A modelling learning path can be structured over time through a choice of modelling tasks with increasing degree of difficulty.
Four modelling levels can be distinguished that elaborate on each other:1,2
Fig 3.2 Modelling levels at increasing degree of abstraction
Visual modelling
Conceptualisation with the help of models can start al lower secondary level with what pupils already know and can do.
At this ‘common sense’ level, models are often of visual nature and the concept of model has the meaning of a
simplified, often geometrical, representation of physical reality. Example: Drawing-based modelling
Descriptive modelling
A more scientific way of modelling starts with the development of descriptive models consisting of variables with relations between them,
represented in the form of discrete tables and graphs. The function of the model as an aid in the understanding of phenomena takes precedence
over the resemblance to the object of research.
Example: Falling motion
Causal modelling
A next step is taken towards models that give a causal explanation of the described processes in terms of an underlying mechanism.
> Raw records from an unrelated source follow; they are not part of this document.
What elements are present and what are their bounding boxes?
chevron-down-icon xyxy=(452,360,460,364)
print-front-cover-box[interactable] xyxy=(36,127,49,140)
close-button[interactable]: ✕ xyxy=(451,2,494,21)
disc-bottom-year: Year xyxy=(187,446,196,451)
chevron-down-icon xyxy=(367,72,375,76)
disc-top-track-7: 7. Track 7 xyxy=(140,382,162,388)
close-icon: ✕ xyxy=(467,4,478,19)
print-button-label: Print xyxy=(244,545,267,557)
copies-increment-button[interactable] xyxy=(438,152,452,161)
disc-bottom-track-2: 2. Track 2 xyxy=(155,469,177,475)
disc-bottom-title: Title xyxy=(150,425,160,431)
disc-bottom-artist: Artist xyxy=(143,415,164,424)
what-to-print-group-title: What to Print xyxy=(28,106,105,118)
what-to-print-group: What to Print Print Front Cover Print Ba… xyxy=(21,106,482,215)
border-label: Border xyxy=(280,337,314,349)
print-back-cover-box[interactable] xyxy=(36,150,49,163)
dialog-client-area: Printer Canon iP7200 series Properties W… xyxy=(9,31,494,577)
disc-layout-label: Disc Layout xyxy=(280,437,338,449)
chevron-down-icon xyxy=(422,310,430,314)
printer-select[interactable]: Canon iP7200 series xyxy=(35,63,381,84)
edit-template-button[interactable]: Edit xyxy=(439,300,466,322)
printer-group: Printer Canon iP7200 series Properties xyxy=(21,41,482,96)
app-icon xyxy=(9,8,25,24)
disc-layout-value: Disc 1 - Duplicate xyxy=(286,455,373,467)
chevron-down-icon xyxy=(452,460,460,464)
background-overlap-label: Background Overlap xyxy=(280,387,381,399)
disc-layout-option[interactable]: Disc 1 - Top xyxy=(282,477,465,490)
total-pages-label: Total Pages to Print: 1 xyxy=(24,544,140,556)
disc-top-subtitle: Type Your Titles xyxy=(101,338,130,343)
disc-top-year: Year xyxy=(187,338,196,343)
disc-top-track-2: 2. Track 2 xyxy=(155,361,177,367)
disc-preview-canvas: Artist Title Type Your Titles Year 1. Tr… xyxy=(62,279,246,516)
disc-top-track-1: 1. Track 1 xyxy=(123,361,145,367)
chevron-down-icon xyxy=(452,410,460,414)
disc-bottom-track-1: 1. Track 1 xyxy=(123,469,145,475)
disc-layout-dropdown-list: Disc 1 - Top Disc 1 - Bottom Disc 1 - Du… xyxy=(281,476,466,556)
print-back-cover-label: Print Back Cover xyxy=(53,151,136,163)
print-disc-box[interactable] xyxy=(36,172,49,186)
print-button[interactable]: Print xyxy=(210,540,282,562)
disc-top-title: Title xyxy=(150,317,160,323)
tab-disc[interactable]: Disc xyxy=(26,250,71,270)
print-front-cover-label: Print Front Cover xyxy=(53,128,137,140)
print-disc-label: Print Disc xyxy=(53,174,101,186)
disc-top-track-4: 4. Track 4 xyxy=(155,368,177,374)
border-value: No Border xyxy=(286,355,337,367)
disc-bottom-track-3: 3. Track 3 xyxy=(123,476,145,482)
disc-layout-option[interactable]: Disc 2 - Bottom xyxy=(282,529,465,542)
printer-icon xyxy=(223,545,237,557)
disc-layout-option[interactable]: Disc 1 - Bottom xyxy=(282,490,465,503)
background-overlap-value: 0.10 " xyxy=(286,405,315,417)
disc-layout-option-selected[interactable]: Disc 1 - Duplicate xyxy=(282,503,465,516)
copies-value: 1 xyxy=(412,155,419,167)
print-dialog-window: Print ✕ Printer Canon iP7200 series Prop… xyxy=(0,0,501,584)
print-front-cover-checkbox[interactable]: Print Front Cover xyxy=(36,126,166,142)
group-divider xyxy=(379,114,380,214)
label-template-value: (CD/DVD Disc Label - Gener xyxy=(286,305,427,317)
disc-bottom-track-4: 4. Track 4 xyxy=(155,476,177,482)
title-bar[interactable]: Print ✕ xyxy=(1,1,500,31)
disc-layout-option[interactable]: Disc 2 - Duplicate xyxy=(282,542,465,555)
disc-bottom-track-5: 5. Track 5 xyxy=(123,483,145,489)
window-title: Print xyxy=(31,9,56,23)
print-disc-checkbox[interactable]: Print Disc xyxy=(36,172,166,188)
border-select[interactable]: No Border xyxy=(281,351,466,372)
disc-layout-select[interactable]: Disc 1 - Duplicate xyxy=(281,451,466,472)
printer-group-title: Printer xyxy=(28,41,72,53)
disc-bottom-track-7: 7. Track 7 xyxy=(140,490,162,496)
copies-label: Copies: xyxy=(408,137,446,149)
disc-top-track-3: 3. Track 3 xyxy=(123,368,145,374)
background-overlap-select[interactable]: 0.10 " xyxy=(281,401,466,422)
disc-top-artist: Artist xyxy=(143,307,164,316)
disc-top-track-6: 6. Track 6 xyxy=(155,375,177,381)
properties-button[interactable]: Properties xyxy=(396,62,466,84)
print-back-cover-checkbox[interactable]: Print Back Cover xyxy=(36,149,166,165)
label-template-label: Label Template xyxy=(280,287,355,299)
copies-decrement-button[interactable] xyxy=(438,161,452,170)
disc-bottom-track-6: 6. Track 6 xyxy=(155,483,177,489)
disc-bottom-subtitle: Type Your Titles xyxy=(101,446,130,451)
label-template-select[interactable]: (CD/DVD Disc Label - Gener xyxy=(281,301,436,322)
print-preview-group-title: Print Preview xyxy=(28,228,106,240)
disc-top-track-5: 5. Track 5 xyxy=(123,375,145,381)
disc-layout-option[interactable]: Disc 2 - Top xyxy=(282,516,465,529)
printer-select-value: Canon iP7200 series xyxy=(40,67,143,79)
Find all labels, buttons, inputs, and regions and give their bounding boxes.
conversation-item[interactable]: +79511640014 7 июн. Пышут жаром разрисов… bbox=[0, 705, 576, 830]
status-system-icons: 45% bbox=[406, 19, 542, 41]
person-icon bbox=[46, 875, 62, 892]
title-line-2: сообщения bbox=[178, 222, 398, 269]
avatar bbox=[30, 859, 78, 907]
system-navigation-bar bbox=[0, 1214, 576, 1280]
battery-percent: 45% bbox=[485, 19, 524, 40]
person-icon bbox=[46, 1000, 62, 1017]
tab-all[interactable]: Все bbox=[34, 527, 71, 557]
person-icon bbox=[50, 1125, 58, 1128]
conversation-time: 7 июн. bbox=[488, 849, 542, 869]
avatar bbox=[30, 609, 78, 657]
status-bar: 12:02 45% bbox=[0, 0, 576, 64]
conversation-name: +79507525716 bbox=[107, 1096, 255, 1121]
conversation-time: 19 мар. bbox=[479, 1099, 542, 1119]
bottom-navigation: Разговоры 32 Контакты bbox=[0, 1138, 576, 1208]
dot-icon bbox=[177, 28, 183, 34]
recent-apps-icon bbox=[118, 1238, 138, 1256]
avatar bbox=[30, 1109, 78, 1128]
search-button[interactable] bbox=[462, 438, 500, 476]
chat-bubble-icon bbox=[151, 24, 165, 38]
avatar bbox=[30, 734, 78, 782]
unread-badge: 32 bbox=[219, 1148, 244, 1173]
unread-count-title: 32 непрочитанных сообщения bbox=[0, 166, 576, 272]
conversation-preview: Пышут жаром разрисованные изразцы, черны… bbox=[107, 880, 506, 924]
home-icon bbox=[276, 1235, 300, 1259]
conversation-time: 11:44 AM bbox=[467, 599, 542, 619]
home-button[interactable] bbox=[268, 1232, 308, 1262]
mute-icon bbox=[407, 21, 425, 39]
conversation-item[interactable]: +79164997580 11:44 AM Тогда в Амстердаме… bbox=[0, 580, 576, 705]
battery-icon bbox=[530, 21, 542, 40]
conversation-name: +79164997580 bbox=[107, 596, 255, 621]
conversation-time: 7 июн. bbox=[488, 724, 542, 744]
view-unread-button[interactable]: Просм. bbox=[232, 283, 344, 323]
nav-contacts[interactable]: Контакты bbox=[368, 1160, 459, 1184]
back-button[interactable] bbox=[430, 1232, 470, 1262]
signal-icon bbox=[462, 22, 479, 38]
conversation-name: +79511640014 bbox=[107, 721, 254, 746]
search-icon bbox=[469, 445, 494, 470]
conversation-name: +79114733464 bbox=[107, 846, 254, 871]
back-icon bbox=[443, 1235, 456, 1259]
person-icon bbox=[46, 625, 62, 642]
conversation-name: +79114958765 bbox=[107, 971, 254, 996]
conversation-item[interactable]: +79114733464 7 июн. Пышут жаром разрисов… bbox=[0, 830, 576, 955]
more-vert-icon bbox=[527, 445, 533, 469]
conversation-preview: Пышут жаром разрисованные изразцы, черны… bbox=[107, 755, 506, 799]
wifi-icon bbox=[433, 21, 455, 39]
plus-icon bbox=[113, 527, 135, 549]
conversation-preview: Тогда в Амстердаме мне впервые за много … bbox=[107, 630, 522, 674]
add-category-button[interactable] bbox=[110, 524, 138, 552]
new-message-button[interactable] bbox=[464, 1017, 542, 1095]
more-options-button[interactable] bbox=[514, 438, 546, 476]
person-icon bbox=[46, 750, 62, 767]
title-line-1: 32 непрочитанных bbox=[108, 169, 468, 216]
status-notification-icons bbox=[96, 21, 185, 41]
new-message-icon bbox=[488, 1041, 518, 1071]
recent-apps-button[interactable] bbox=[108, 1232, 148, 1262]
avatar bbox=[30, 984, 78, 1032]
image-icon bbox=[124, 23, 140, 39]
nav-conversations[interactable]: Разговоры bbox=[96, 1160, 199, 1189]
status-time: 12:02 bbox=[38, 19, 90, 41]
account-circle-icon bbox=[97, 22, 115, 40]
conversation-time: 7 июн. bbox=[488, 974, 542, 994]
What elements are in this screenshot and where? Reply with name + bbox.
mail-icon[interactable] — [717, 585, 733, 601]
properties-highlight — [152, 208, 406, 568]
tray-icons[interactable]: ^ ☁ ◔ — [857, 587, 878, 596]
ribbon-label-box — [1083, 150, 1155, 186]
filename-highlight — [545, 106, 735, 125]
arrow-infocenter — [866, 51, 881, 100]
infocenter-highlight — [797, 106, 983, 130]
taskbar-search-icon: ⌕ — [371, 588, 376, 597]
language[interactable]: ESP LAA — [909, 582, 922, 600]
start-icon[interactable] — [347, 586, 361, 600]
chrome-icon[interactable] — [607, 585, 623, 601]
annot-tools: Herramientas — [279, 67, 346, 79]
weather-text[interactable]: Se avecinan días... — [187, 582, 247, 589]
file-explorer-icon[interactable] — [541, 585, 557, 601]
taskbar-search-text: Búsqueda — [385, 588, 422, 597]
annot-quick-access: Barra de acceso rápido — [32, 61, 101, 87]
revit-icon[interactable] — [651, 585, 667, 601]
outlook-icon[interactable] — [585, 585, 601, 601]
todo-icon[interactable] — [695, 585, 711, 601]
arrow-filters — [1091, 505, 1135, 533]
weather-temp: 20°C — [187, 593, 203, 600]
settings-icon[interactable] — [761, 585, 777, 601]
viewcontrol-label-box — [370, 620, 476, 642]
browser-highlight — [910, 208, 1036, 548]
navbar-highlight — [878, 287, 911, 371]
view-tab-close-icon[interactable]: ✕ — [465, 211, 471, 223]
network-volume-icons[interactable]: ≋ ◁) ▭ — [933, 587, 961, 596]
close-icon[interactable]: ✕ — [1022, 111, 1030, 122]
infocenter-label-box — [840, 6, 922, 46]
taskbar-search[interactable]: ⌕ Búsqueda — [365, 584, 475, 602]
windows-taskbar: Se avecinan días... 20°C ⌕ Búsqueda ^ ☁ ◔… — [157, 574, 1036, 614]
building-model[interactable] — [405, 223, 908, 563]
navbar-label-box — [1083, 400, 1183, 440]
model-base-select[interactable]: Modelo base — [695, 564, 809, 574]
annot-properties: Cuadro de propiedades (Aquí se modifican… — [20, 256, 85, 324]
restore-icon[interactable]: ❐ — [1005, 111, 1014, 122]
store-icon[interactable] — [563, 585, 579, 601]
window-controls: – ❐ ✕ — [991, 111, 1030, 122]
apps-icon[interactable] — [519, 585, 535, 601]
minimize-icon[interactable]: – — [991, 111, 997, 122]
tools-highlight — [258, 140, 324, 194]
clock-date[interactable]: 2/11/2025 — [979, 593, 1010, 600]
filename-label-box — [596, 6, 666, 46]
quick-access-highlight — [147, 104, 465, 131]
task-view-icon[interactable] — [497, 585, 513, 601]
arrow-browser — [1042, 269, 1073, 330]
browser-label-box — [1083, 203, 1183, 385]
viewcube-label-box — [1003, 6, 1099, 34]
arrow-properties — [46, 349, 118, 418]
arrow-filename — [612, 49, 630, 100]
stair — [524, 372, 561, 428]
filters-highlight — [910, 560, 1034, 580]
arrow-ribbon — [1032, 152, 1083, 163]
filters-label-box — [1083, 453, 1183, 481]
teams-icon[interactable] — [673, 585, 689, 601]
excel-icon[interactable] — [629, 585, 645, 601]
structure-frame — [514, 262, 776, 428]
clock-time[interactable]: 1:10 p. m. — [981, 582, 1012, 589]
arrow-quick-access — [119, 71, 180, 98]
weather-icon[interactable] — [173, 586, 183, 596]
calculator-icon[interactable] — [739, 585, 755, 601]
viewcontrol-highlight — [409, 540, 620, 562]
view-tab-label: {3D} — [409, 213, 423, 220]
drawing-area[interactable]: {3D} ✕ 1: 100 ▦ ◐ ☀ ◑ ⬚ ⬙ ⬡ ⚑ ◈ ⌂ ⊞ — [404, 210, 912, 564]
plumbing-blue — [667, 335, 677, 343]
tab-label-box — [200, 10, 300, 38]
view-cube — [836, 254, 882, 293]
This includes a transition from discrete to continuous variables and the associated mathematical functions and formulas. Example: Quantum particle
Dynamic modelling
In principle, the causal mechanisms also lead to explanations and/or predictions of dynamic systems, that is, of systems in which time
plays an important role. Dynamic modelling is mentioned here as a separate category because this type of models usually cannot be elaborated
analytically. For solving dynamic systems, additional numerical and computational skills are required. Example: Dynamic model
The task is to bring students in secondary education to level four. Such a learning objective requires constant attention during a long-term
educational program. In general secondary education (havo) and pre-university education (vwo), modelling can begin at the visual and descriptive level,
possibly supported by a modelling tool such as SimSketch. A good embedding in the curriculum requires that modelling is not treated as an isolated subject within a
single course, but that modelling is a recurring subject which is taught in substantive collaboration and coordination between the science subjects.3
Such a development only has a chance of success if it has broad support in secondary education, and if teachers also have the
required didactic repertoire. Especially the transition from model of (level 1) to model for (level 2) is not easy, takes time and
only takes place if attention is shifted explicitly from the context to the involved mathematical relations.4
In this transition, the teacher plays a crucial role by actively supporting the most difficult abstraction steps, which are often underexposed
in teaching methods5, through appropriate work formats.